The other main reason I love Granada is that the atmosphere in the evenings in Granada is just electric. Alonside all of its culture generally, Granada is a famous university city and the students bring the city alive! There are several big live-music bars where you can hear anything from Flamenco to Jazz, and all over the Moorish quarter are little tea and fruit-juice bars - so something for everyone. Do bear in mind though that the Spanish daily timetable runs later than the British one - many bars won't open till 11pm and there are clubs - apparantly - that don't open till 4am (I'm still on a British timetable really - I flake out well before I can check this out!). If you visit Granada, do saty overnight and do make sure you get a chance to wander round the old town at around 11pm / midnight - you won't believe your eyes!As it happens, we liked Granada so much that we are planning to move there from the Costa del Sol next year.

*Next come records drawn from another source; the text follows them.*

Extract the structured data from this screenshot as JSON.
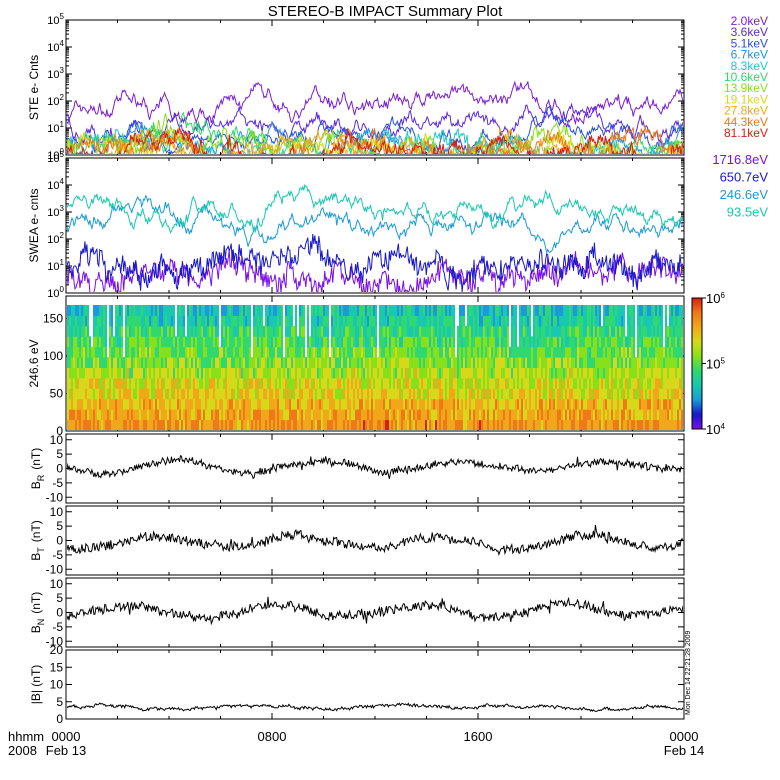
{
  "title": "STEREO-B IMPACT Summary Plot",
  "footer": {
    "time_label": "hhmm",
    "year": "2008"
  },
  "side_note": "Mon Dec 14 22:21:28 2009",
  "colors": {
    "ste": [
      "#7a1fd6",
      "#5a2ad8",
      "#2a4fe0",
      "#2a8ee0",
      "#1fc8c8",
      "#2fd870",
      "#88e01a",
      "#d8d81a",
      "#f0a81a",
      "#f07818",
      "#d82010"
    ],
    "swea": [
      "#7a10e8",
      "#1818c8",
      "#1a9ad8",
      "#18c8b0"
    ],
    "mag": "#000000",
    "frame": "#000000"
  },
  "chart_data": [
    {
      "type": "line",
      "ylabel": "STE e- Cnts",
      "yscale": "log",
      "ylim": [
        1,
        100000
      ],
      "y_ticks": [
        "10^0",
        "10^1",
        "10^2",
        "10^3",
        "10^4",
        "10^5"
      ],
      "legend": [
        "2.0keV",
        "3.6keV",
        "5.1keV",
        "6.7keV",
        "8.3keV",
        "10.6keV",
        "13.9keV",
        "19.1keV",
        "27.8keV",
        "44.3keV",
        "81.1keV"
      ],
      "series_levels": [
        50,
        12,
        6,
        3,
        2,
        1.8,
        1.6,
        1.5,
        1.4,
        1.3,
        1.2
      ]
    },
    {
      "type": "line",
      "ylabel": "SWEA e- cnts",
      "yscale": "log",
      "ylim": [
        1,
        100000
      ],
      "y_ticks": [
        "10^0",
        "10^1",
        "10^2",
        "10^3",
        "10^4",
        "10^5"
      ],
      "legend": [
        "1716.8eV",
        "650.7eV",
        "246.6eV",
        "93.5eV"
      ],
      "series_levels": [
        5,
        15,
        400,
        1200
      ]
    },
    {
      "type": "heatmap",
      "ylabel": "246.6 eV",
      "ylim": [
        0,
        180
      ],
      "y_ticks": [
        0,
        50,
        100,
        150
      ],
      "colorbar_range": [
        10000,
        1000000
      ],
      "colorbar_ticks": [
        "10^4",
        "10^5",
        "10^6"
      ],
      "colorbar_scale": "log"
    },
    {
      "type": "line",
      "ylabel_main": "B",
      "ylabel_sub": "R",
      "ylabel_unit": "(nT)",
      "ylim": [
        -12,
        12
      ],
      "y_ticks": [
        -10,
        -5,
        0,
        5,
        10
      ],
      "typical_range": [
        -3,
        4
      ]
    },
    {
      "type": "line",
      "ylabel_main": "B",
      "ylabel_sub": "T",
      "ylabel_unit": "(nT)",
      "ylim": [
        -12,
        12
      ],
      "y_ticks": [
        -10,
        -5,
        0,
        5,
        10
      ],
      "typical_range": [
        -5,
        4
      ]
    },
    {
      "type": "line",
      "ylabel_main": "B",
      "ylabel_sub": "N",
      "ylabel_unit": "(nT)",
      "ylim": [
        -12,
        12
      ],
      "y_ticks": [
        -10,
        -5,
        0,
        5,
        10
      ],
      "typical_range": [
        -4,
        5
      ]
    },
    {
      "type": "line",
      "ylabel": "|B| (nT)",
      "ylim": [
        0,
        20
      ],
      "y_ticks": [
        0,
        5,
        10,
        15,
        20
      ],
      "typical_range": [
        2.5,
        4.5
      ]
    }
  ],
  "x_axis": {
    "ticks": [
      "0000",
      "0800",
      "1600",
      "0000"
    ],
    "dates": [
      "Feb 13",
      "",
      "",
      "Feb 14"
    ],
    "xlim_hours": [
      0,
      24
    ]
  }
}
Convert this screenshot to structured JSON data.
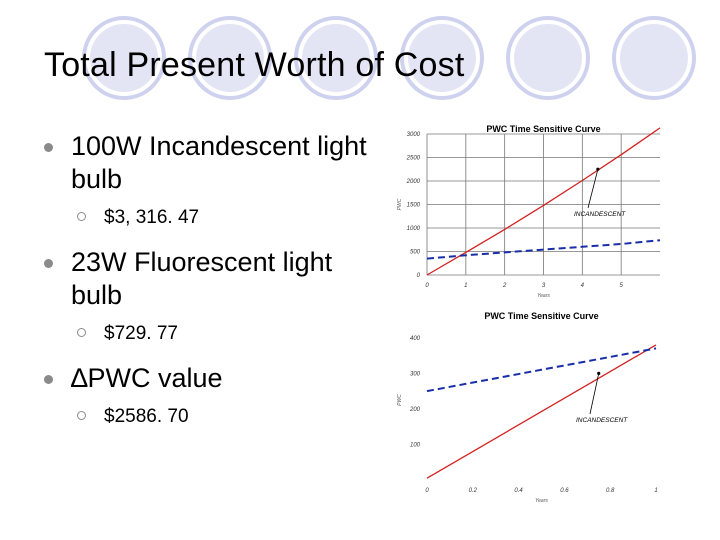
{
  "slide": {
    "title": "Total Present Worth of Cost",
    "bullets": [
      {
        "text": "100W Incandescent light bulb",
        "sub": "$3, 316. 47"
      },
      {
        "text": "23W Fluorescent light bulb",
        "sub": "$729. 77"
      },
      {
        "text": "∆PWC value",
        "sub": "$2586. 70"
      }
    ],
    "colors": {
      "incandescent": "#d42020",
      "fluorescent": "#1a2ea8",
      "grid": "#777777",
      "bullet": "#8a8a8a"
    }
  },
  "chart_data": [
    {
      "type": "line",
      "title": "PWC Time Sensitive Curve",
      "xlabel": "Years",
      "ylabel": "PWC",
      "xlim": [
        0,
        6
      ],
      "ylim": [
        0,
        3000
      ],
      "xticks": [
        0,
        1,
        2,
        3,
        4,
        5
      ],
      "yticks": [
        0,
        500,
        1000,
        1500,
        2000,
        2500,
        3000
      ],
      "grid": true,
      "annotation": "INCANDESCENT",
      "series": [
        {
          "name": "INCANDESCENT",
          "x": [
            0,
            1,
            2,
            3,
            4,
            5,
            6
          ],
          "y": [
            0,
            480,
            970,
            1480,
            2010,
            2560,
            3130
          ],
          "style": "solid"
        },
        {
          "name": "",
          "x": [
            0,
            1,
            2,
            3,
            4,
            5,
            6
          ],
          "y": [
            350,
            420,
            480,
            540,
            600,
            660,
            740
          ],
          "style": "dashed"
        }
      ]
    },
    {
      "type": "line",
      "title": "PWC Time Sensitive Curve",
      "xlabel": "Years",
      "ylabel": "PWC",
      "xlim": [
        0,
        1
      ],
      "ylim": [
        0,
        450
      ],
      "xticks": [
        0,
        0.2,
        0.4,
        0.6,
        0.8,
        1
      ],
      "yticks": [
        100,
        200,
        300,
        400
      ],
      "grid": false,
      "annotation": "INCANDESCENT",
      "series": [
        {
          "name": "INCANDESCENT",
          "x": [
            0,
            1
          ],
          "y": [
            5,
            380
          ],
          "style": "solid"
        },
        {
          "name": "",
          "x": [
            0,
            1
          ],
          "y": [
            250,
            370
          ],
          "style": "dashed"
        }
      ]
    }
  ]
}
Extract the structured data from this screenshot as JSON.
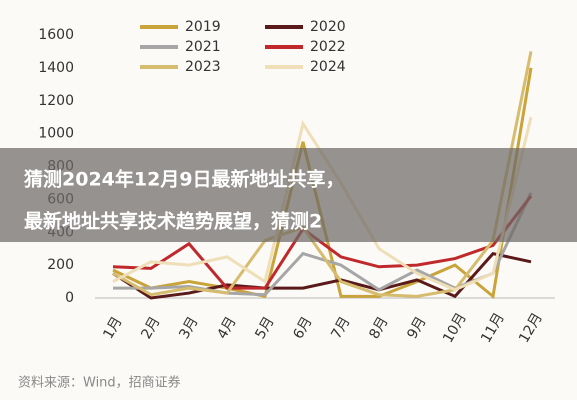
{
  "chart_data": {
    "type": "line",
    "categories": [
      "1月",
      "2月",
      "3月",
      "4月",
      "5月",
      "6月",
      "7月",
      "8月",
      "9月",
      "10月",
      "11月",
      "12月"
    ],
    "series": [
      {
        "name": "2019",
        "color": "#c8a43a",
        "values": [
          170,
          60,
          100,
          60,
          10,
          950,
          10,
          10,
          100,
          200,
          10,
          1400
        ]
      },
      {
        "name": "2020",
        "color": "#5a1a1a",
        "values": [
          150,
          0,
          30,
          80,
          60,
          60,
          110,
          50,
          110,
          10,
          270,
          220
        ]
      },
      {
        "name": "2021",
        "color": "#a6a6a6",
        "values": [
          60,
          60,
          70,
          30,
          20,
          270,
          200,
          50,
          170,
          60,
          150,
          640
        ]
      },
      {
        "name": "2022",
        "color": "#c0282c",
        "values": [
          190,
          180,
          330,
          60,
          60,
          420,
          250,
          190,
          200,
          240,
          320,
          620
        ]
      },
      {
        "name": "2023",
        "color": "#d6bc6e",
        "values": [
          150,
          20,
          60,
          30,
          350,
          430,
          100,
          20,
          10,
          50,
          350,
          1500
        ]
      },
      {
        "name": "2024",
        "color": "#efdfb8",
        "values": [
          100,
          220,
          200,
          250,
          100,
          1060,
          700,
          300,
          150,
          50,
          150,
          1100
        ]
      }
    ],
    "ylim": [
      0,
      1600
    ],
    "yticks": [
      0,
      200,
      400,
      600,
      800,
      1000,
      1200,
      1400,
      1600
    ],
    "grid": false
  },
  "overlay": {
    "lines": [
      "猜测2024年12月9日最新地址共享，",
      "最新地址共享技术趋势展望，猜测2"
    ]
  },
  "source": "资料来源：Wind，招商证券"
}
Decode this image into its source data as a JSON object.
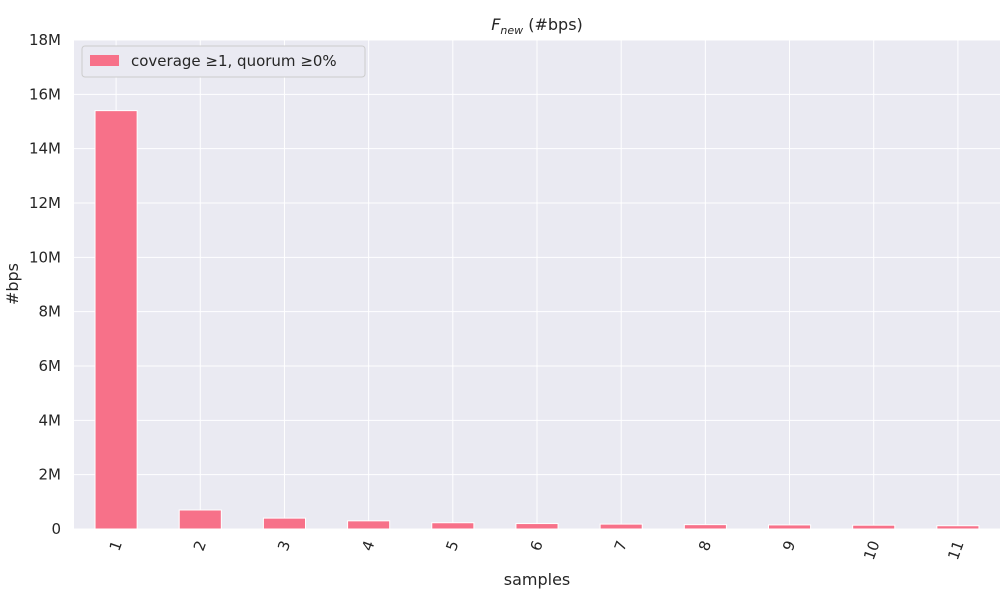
{
  "chart_data": {
    "type": "bar",
    "title": {
      "main": "F",
      "subscript": "new",
      "suffix": " (#bps)"
    },
    "xlabel": "samples",
    "ylabel": "#bps",
    "categories": [
      "1",
      "2",
      "3",
      "4",
      "5",
      "6",
      "7",
      "8",
      "9",
      "10",
      "11"
    ],
    "series": [
      {
        "name": "coverage  ≥1, quorum  ≥0%",
        "values": [
          15400000,
          700000,
          400000,
          300000,
          230000,
          200000,
          180000,
          160000,
          150000,
          140000,
          120000
        ],
        "color": "#f77189"
      }
    ],
    "ylim": [
      0,
      18000000
    ],
    "yticks": [
      0,
      2000000,
      4000000,
      6000000,
      8000000,
      10000000,
      12000000,
      14000000,
      16000000,
      18000000
    ],
    "ytick_labels": [
      "0",
      "2M",
      "4M",
      "6M",
      "8M",
      "10M",
      "12M",
      "14M",
      "16M",
      "18M"
    ],
    "x_tick_rotation": 70,
    "grid": true,
    "legend_position": "upper-left",
    "background_color": "#eaeaf2",
    "grid_color": "#ffffff"
  }
}
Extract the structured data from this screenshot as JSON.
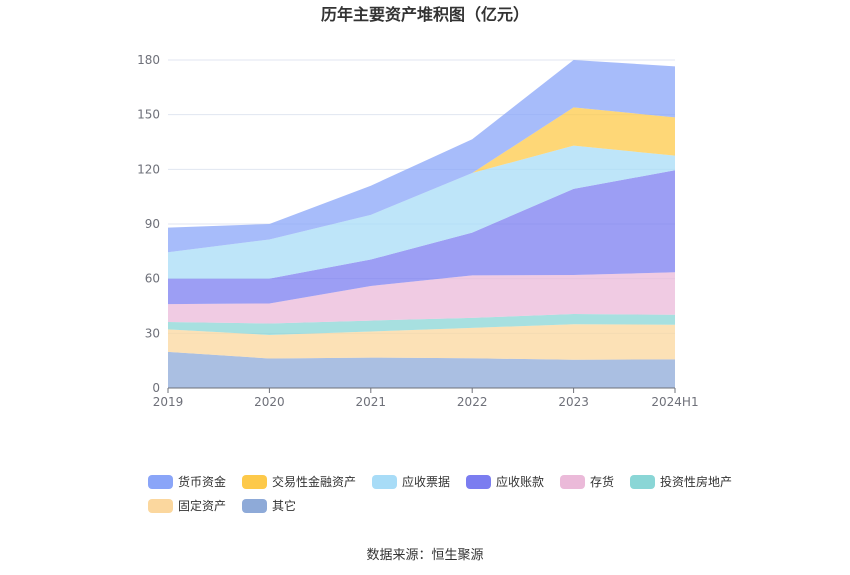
{
  "chart_data": {
    "type": "area",
    "stacked": true,
    "title": "历年主要资产堆积图（亿元）",
    "categories": [
      "2019",
      "2020",
      "2021",
      "2022",
      "2023",
      "2024H1"
    ],
    "ylim": [
      0,
      180
    ],
    "yticks": [
      "0",
      "30",
      "60",
      "90",
      "120",
      "150",
      "180"
    ],
    "grid": true,
    "legend_position": "bottom",
    "series": [
      {
        "name": "其它",
        "color": "#8eaad8",
        "values": [
          19.8,
          16.2,
          16.7,
          16.3,
          15.5,
          15.7
        ]
      },
      {
        "name": "固定资产",
        "color": "#fbd79e",
        "values": [
          12.4,
          12.9,
          14.3,
          16.7,
          19.5,
          19.0
        ]
      },
      {
        "name": "投资性房地产",
        "color": "#8ad6d6",
        "values": [
          4.0,
          6.3,
          6.0,
          5.5,
          5.6,
          5.5
        ]
      },
      {
        "name": "存货",
        "color": "#ebbad9",
        "values": [
          9.8,
          11.0,
          19.0,
          23.3,
          21.4,
          23.3
        ]
      },
      {
        "name": "应收账款",
        "color": "#7b7df0",
        "values": [
          14.0,
          13.6,
          14.5,
          23.5,
          47.3,
          56.0
        ]
      },
      {
        "name": "应收票据",
        "color": "#a8dcf7",
        "values": [
          14.5,
          21.5,
          24.5,
          32.7,
          23.7,
          8.0
        ]
      },
      {
        "name": "交易性金融资产",
        "color": "#fdc94a",
        "values": [
          0.0,
          0.0,
          0.0,
          0.0,
          21.0,
          21.0
        ]
      },
      {
        "name": "货币资金",
        "color": "#8aa5f8",
        "values": [
          13.5,
          8.5,
          16.0,
          18.5,
          26.0,
          28.0
        ]
      }
    ],
    "legend_order": [
      "货币资金",
      "交易性金融资产",
      "应收票据",
      "应收账款",
      "存货",
      "投资性房地产",
      "固定资产",
      "其它"
    ],
    "source": "数据来源：恒生聚源"
  }
}
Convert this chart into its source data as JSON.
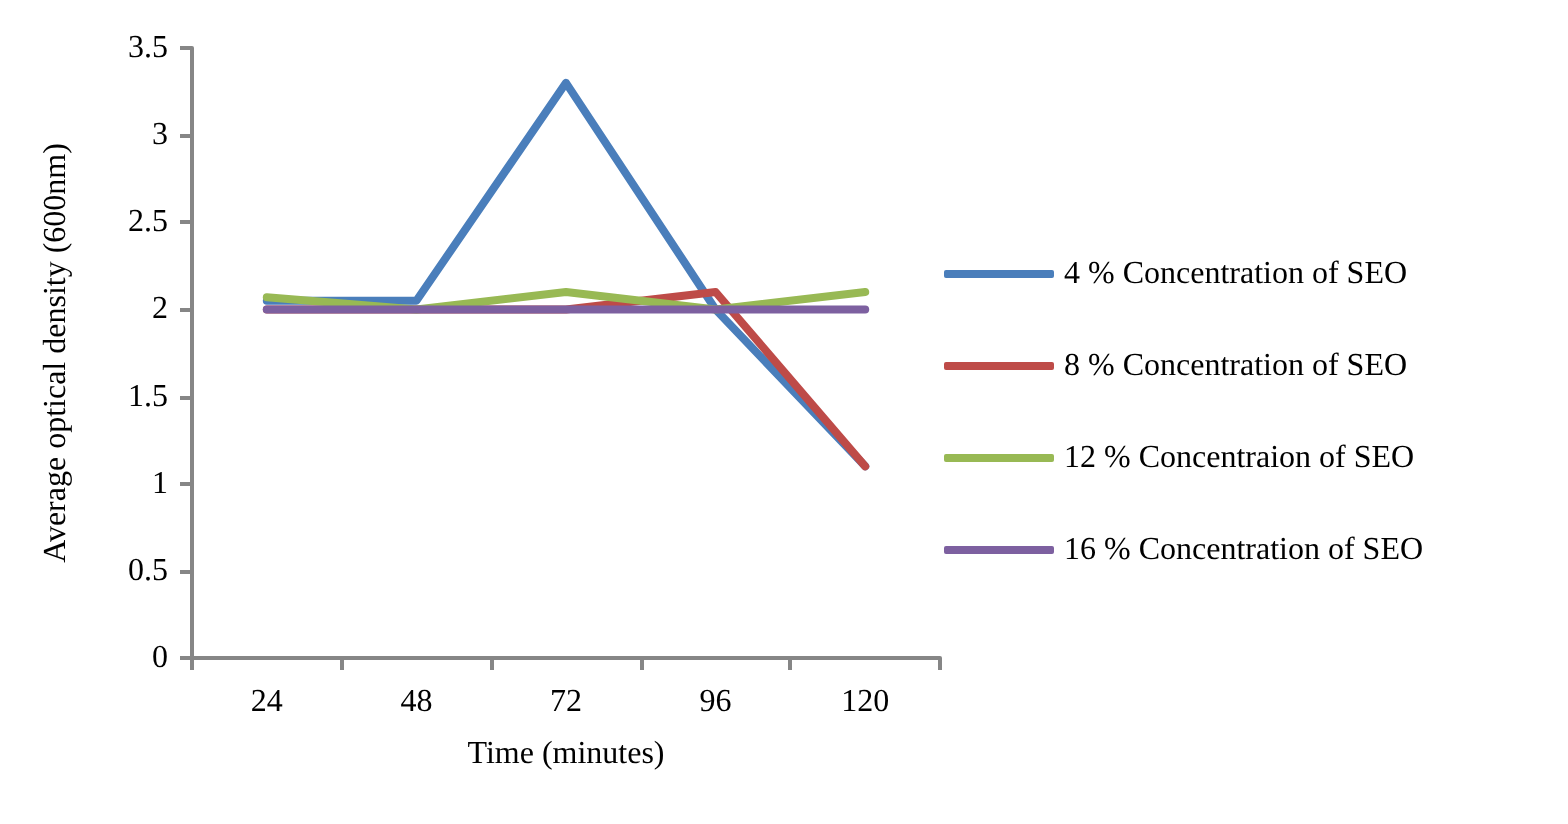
{
  "chart_data": {
    "type": "line",
    "xlabel": "Time (minutes)",
    "ylabel": "Average optical density (600nm)",
    "categories": [
      "24",
      "48",
      "72",
      "96",
      "120"
    ],
    "series": [
      {
        "name": "4 % Concentration of SEO",
        "color": "#4a7ebb",
        "values": [
          2.05,
          2.05,
          3.3,
          2.0,
          1.1
        ]
      },
      {
        "name": "8 % Concentration of SEO",
        "color": "#be4b48",
        "values": [
          2.0,
          2.0,
          2.0,
          2.1,
          1.1
        ]
      },
      {
        "name": "12 % Concentraion of SEO",
        "color": "#98b954",
        "values": [
          2.07,
          2.0,
          2.1,
          2.0,
          2.1
        ]
      },
      {
        "name": "16 % Concentration of SEO",
        "color": "#7d60a0",
        "values": [
          2.0,
          2.0,
          2.0,
          2.0,
          2.0
        ]
      }
    ],
    "ylim": [
      0,
      3.5
    ],
    "yticks": [
      0,
      0.5,
      1,
      1.5,
      2,
      2.5,
      3,
      3.5
    ],
    "grid": false,
    "legend": "right",
    "marker": "none",
    "line_style": "solid"
  }
}
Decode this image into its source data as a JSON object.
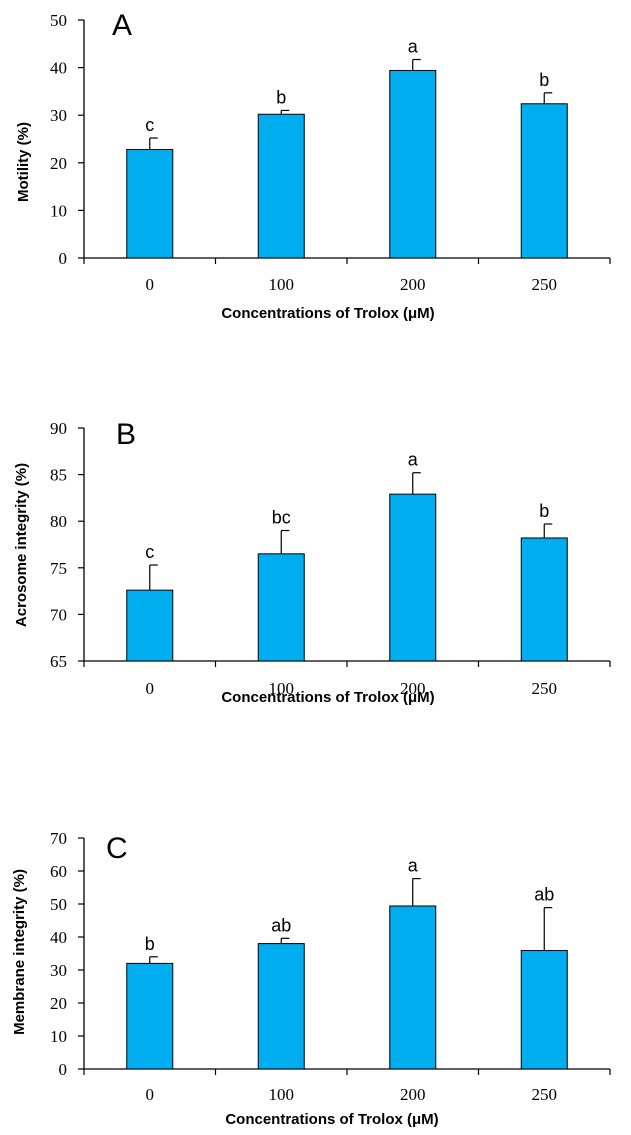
{
  "chart_data": [
    {
      "type": "bar",
      "panel_label": "A",
      "categories": [
        "0",
        "100",
        "200",
        "250"
      ],
      "values": [
        22.8,
        30.2,
        39.4,
        32.4
      ],
      "error_bars": [
        2.4,
        0.8,
        2.3,
        2.3
      ],
      "annotations": [
        "c",
        "b",
        "a",
        "b"
      ],
      "xlabel": "Concentrations of Trolox (μM)",
      "ylabel": "Motility (%)",
      "ylim": [
        0,
        50
      ],
      "yticks": [
        "0",
        "10",
        "20",
        "30",
        "40",
        "50"
      ],
      "bar_color": "#00AEEF",
      "grid": false
    },
    {
      "type": "bar",
      "panel_label": "B",
      "categories": [
        "0",
        "100",
        "200",
        "250"
      ],
      "values": [
        72.6,
        76.5,
        82.9,
        78.2
      ],
      "error_bars": [
        2.7,
        2.5,
        2.3,
        1.5
      ],
      "annotations": [
        "c",
        "bc",
        "a",
        "b"
      ],
      "xlabel": "Concentrations of Trolox (μM)",
      "ylabel": "Acrosome integrity (%)",
      "ylim": [
        65,
        90
      ],
      "yticks": [
        "65",
        "70",
        "75",
        "80",
        "85",
        "90"
      ],
      "bar_color": "#00AEEF",
      "grid": false
    },
    {
      "type": "bar",
      "panel_label": "C",
      "categories": [
        "0",
        "100",
        "200",
        "250"
      ],
      "values": [
        32.0,
        38.0,
        49.4,
        35.9
      ],
      "error_bars": [
        2.0,
        1.6,
        8.3,
        13.0
      ],
      "annotations": [
        "b",
        "ab",
        "a",
        "ab"
      ],
      "xlabel": "Concentrations of Trolox (μM)",
      "ylabel": "Membrane integrity (%)",
      "ylim": [
        0,
        70
      ],
      "yticks": [
        "0",
        "10",
        "20",
        "30",
        "40",
        "50",
        "60",
        "70"
      ],
      "bar_color": "#00AEEF",
      "grid": false
    }
  ]
}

There are a couple of downside though that you should be aware of though: the Albaicin (Moorish quarter) has far more than its fair share of heroin addicts (many of them Northern European crusties for some reason), so watch your belongings in those areas. Parking is almost impossible in the centre unless you have booked a hotel with a car-park: plan ahead, take the train, or park on the outskirts of town and take a taxi to the center. Also, being in the mountains, the city is the hottest in Spian in the summer and very cold in winter. I haven't dared to visit in August yet (see my sun-cream op - I'm not a sun worshipper!) and it's possible the absence of students at this time of year makes it less interesting.
Other than that though, Granada is wonderful and I advise you to visit if you're ver holidaying in Southern Spain.